About the Job
Ensures that all information necessary for proper financial reimbursement for high dollar patient care is analyzed and submitted to insurance companies for approval prior to the patients date of service. Collaborates with insurance companies when necessary to proactively validate benefits, eligibility and authorization requirements. Communicates with patients to assure they understand their payment obligations and steps necessary to meet these obligations, while maintaining a positive patient experience.
Essential Duties & Responsibilities including but not limited to:
- Accesses work queues and reports and reviews patient accounts to determine financial clearance status of specific patient services. Takes action on those services without financial clearance.
- Ensures demographic and patient contact information is complete and verified with the patient or patient representative.
- Verifies the guarantor type and information and ensures it is assigned to the account correctly. This includes personal/family relations, workers compensation insurance, third parties, behavioral health or others as required.
- Ensures all possible coverage’s are created and verified, through electronic or manual methods, and all discrepancies are resolved. Validates that coverage’s are assigned to appropriate visit.
- Collects and validates order-related information including office visit, radiology and surgical orders. Follows up with ordering provider to verify CPT codes.
- Verifies Primary Care Physician (PCP) information and ensures appropriate PCP referrals are in place for the provider and service by checking electronic systems and calling PCP offices. Enters and links referrals in system.
- Processes referrals when necessary, assuring proper tracking and redirection when appropriate. Understands each clinical departments referral certification protocols and ensure referrals are certified at the appropriate level.

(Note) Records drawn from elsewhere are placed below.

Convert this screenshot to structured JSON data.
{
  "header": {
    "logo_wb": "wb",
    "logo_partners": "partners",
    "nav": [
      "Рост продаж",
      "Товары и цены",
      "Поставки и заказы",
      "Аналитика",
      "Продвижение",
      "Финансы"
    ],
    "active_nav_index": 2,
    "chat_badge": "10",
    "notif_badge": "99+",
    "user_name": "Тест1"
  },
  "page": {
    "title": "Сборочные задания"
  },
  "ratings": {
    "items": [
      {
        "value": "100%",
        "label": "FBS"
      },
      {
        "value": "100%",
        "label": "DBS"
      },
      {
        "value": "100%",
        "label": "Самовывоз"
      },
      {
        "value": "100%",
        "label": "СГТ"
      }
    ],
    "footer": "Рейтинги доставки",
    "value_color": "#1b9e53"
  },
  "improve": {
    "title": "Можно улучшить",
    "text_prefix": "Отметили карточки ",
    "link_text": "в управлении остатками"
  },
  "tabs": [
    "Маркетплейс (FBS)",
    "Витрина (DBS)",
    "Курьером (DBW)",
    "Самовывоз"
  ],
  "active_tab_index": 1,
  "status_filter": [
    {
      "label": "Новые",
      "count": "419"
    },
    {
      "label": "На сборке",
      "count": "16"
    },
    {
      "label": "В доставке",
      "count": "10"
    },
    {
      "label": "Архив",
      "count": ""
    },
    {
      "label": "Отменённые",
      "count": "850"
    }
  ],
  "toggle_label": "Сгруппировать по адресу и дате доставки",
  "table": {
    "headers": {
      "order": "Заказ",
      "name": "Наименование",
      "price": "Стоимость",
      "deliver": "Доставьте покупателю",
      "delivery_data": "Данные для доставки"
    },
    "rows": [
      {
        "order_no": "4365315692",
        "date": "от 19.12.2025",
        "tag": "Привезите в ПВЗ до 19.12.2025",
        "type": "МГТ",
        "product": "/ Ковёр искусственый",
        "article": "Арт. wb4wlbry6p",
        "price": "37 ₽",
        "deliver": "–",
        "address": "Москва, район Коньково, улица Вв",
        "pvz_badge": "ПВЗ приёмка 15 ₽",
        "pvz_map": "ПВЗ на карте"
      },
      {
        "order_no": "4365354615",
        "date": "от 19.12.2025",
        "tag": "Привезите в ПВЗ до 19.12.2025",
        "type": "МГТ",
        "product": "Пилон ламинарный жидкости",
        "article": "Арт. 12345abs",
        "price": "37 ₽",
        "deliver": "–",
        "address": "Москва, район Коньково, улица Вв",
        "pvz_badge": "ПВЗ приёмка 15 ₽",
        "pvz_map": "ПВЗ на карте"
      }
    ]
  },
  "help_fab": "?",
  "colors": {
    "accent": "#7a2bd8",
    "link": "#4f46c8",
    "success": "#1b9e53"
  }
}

- Using system activities and functions, identifies non-covered services and prepares proper Advance Notice Beneficiary (ABN) or waiver for registration team. Documents account for registrar action.
- Analyzes clinical documentation in support of ordered procedure(s) and submits precertification requests through various insurance fax lines, phone systems and web portals. Follows up on pending accounts and involves ordering provider offices as needed to obtain approvals.
- Escalates challenging accounts to provider representative to ensure accounts are approved at least two weeks prior to patient appointment/surgery.
- Collaborates with clinical departments to facilitate scheduling of approved procedures and rescheduling of non-urgent non-certified cases. Professionally communicates outcome to patient when needed.
- Escalates non-certified urgent cases to appropriate clinical departments and leadership for approval to proceed or rescheduling.
- Verifies covered benefits, including remaining hospital days, carve out coverage’s and benefit limits of visit and/or timeframe.
- Contacts patients, providers and insurance companies to validate data, collect missing information and resolve information discrepancies,
- Understands clinical guidelines for payers requiring authorization to better build cases for authorization requests and provide feedback to clinical departments on required notes.
- Communicates with patients and discusses their financial clearance status when necessary. Explains the status of any services not financially cleared and advises patients of the proper resolution steps, including self-payment. Directs patients to Lahey Financial Counselors when appropriate.
- Works with the Financial Counselors, clinical departments, outside providers, third party insurers and any other individual or entity to assist in resolving patient financial clearance questions or problems in the most effective and positive manner possible.
- Researches claim edits and payment denials related to financial clearance and works closely with the Lahey Patient Financial Services staff to resolve these denials.
- Communicates resolution to patients.
Education: High school degree or equivalent
Experience: At least two years prior experience in a health care setting requiring knowledge of insurance coverage, reimbursement, and/or medical terminology and coding. Experience providing customer service, while processing and verifying electronic demographic, financial or other business-related information and data.
Skills, Knowledge & Abilities: Able to work successfully in a fast-paced, multi-task environment, where some independent decision making is necessary. Must be able to process electronic information and data accurately and efficiently.
SHIFT: 40 hours, 1st shift
The Lahey Model of Care—right care, right time, right place—is exactly what patients, providers and payers need and deserve. Identifying and delivering on this convergence of interests has positioned Lahey Health for further growth. Our model ensures care is highly coordinated and locally delivered, with lower costs and exceptional quality.
Lahey Health is a robust, regional system including a teaching hospital, community hospitals, primary care providers, specialists, behavioral and home health services, skilled nursing and rehabilitation facilities, and senior care resources throughout northeastern Massachusetts and southern New Hampshire. The system has a global presence with programs in Canada, Jordan and Bermuda.
Equal Opportunity Employer/Minorities/Females/Disabled/Veterans.